Choose an Appropriate Subject Line

When it comes to email marketing, the subject line is one of the most crucial parts of a message. Just because you’ve crafted an amazing product description and engaged copy, it doesn’t mean that your email will get opened if the subject line doesn’t grab the reader’s attention. When your email client opens, your first instinct may be to begin scrolling through the body of the email to find the tidbit that you’re most interested in. But instead of scrolling, take a look at the subject line. Does it draw the reader in and make them want to read the entire email?

To maximize the open rate of my emails, I always use a simple yet direct-to-the-point subject line. For example, “You’re about to discover a game-changer when it comes to meal planning” or “New research shows food delivery services like DietKraft improve health by reducing weight”.

Avoid using bland, everyday words like “subject” or “message” in your subject line.
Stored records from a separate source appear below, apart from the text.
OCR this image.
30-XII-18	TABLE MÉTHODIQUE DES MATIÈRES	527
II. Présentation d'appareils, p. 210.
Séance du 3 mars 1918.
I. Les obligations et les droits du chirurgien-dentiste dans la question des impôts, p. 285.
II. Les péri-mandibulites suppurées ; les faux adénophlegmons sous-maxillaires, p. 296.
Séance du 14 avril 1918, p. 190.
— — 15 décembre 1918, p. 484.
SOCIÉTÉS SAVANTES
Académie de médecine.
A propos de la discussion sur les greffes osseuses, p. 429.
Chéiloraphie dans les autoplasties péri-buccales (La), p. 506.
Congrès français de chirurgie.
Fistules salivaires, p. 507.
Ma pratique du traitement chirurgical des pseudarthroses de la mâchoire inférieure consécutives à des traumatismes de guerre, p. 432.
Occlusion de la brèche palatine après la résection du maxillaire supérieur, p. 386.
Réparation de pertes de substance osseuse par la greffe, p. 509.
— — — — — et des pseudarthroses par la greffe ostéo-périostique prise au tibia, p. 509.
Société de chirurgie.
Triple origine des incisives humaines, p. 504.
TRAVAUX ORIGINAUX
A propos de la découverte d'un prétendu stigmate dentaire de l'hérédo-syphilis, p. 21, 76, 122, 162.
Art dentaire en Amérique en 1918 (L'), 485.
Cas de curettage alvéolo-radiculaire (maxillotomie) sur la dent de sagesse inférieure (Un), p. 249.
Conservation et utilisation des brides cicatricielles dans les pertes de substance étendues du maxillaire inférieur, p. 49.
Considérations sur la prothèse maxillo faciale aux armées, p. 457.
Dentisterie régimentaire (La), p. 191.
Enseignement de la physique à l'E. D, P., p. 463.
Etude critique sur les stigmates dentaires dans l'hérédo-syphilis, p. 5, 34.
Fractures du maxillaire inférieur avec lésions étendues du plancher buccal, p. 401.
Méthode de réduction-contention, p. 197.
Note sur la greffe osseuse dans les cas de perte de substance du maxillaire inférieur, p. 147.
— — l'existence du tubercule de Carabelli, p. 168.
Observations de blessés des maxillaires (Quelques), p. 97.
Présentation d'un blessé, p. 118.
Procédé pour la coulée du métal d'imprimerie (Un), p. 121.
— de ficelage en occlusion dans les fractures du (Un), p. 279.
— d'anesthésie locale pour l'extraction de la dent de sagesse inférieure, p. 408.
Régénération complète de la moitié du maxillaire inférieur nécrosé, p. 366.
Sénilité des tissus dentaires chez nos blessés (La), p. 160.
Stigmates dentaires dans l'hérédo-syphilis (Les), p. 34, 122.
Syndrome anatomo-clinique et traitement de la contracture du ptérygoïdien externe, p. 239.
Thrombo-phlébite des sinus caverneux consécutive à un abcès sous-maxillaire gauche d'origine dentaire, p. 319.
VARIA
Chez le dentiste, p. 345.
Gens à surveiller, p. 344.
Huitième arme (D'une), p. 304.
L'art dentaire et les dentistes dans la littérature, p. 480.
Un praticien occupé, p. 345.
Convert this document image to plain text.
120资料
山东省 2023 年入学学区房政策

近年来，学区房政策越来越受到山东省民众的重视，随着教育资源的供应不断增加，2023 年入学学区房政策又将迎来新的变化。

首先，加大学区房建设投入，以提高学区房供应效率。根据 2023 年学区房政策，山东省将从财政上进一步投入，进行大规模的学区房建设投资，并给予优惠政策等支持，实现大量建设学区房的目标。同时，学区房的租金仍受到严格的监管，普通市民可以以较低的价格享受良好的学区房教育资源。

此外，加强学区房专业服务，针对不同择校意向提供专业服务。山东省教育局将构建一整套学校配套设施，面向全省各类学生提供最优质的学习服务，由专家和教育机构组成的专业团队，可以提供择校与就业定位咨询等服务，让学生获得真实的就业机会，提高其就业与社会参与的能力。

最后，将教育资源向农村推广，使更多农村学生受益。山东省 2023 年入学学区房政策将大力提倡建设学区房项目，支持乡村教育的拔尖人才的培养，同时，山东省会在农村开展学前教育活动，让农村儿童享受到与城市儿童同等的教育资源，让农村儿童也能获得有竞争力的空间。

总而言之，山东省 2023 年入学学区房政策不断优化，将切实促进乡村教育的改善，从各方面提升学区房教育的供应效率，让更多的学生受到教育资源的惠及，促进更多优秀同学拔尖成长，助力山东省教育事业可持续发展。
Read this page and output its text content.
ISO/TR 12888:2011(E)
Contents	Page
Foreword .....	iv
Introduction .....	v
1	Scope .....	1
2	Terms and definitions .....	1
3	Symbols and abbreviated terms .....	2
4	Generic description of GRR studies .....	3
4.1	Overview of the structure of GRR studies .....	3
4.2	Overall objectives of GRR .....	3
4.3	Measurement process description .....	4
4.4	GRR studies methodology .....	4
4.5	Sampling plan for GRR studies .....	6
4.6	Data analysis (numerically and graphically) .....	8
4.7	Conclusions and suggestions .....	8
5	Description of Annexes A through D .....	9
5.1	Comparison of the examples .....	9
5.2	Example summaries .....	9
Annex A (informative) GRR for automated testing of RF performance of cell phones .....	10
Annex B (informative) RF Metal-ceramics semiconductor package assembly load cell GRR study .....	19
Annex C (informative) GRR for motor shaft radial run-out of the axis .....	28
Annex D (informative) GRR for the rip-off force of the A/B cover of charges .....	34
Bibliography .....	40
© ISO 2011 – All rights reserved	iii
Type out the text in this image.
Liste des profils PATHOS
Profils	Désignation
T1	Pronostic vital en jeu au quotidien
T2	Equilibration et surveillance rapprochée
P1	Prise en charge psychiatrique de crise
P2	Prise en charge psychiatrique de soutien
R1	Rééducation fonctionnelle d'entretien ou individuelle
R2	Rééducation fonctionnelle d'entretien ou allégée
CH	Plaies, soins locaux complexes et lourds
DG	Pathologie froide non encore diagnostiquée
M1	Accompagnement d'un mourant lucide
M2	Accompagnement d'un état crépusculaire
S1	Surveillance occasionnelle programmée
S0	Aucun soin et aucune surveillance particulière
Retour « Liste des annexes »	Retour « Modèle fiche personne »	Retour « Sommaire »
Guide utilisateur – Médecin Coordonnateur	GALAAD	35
Instead, use words that will catch the attention of your audience and make them want to understand what you’re saying. For example, “How to Choose the Perfect Engagement Ring” is a lot more interesting and hopefully triggering to a reader than the average subject line of “Purchase Receipt.”

Write A Compelling Opening

While the subject line is important, your email opener is just as critical. Your email opener is the first part of your email that a customer sees and it sets the tone for the entire email. For maximum effect, you want to choose an intriguing opening that will draw the reader in and make them want more. There are a variety of techniques you can use to grab readers’ attention and compel them to continue reading, depending on your target audience. But since we’re aiming for maximum effectiveness, let’s discuss a few examples.

If you’re sending the email to your regular audience, you can start by sharing some exciting news about a new product or service you’re launching. Or, you can state how much you appreciate their previous purchase and offer them special discounts or promotions. Finally, you can relate to them on a personal level and tell them how much you appreciate their business. Whatever your approach, make sure that you establish yourself as an expert in your industry and prove that your product or service is worth purchasing.

In a nutshell, your email opener should do the following:

  • Compel the reader to continue reading
  • Establish you as an expert in your industry
  • Prove that your product or service is worth the purchase
  • Make the customer feel like they’re receiving valuable information
  • Inspire the customer to take action

So, how can you grab readers’ attention and make them want more? One of the simplest yet most effective approaches is by using a hook. A hook is a word or phrase that makes the reader curious about what you’ve written. For example, maybe you’ve written a whole email about the importance of proper hydration in fitness, but you haven’t mentioned sugar yet. In that case, you could use the phrase “sugar shock” as a hook to incite curiosity and hopefully encourage the reader to continue on with your email.

Build Up To A Cautionary Moment

Your customers are already spending a lot of time in your company’s ecosystem. Whether they shop online or in person, there are a variety of ways they are consuming your products or services and interacting with your brand. As a result, they may already be receiving a variety of marketing messages from you. Even if they haven’t purchased anything from you yet, they may be receiving some type of marketing email from you even if they haven’t given you their explicit consent.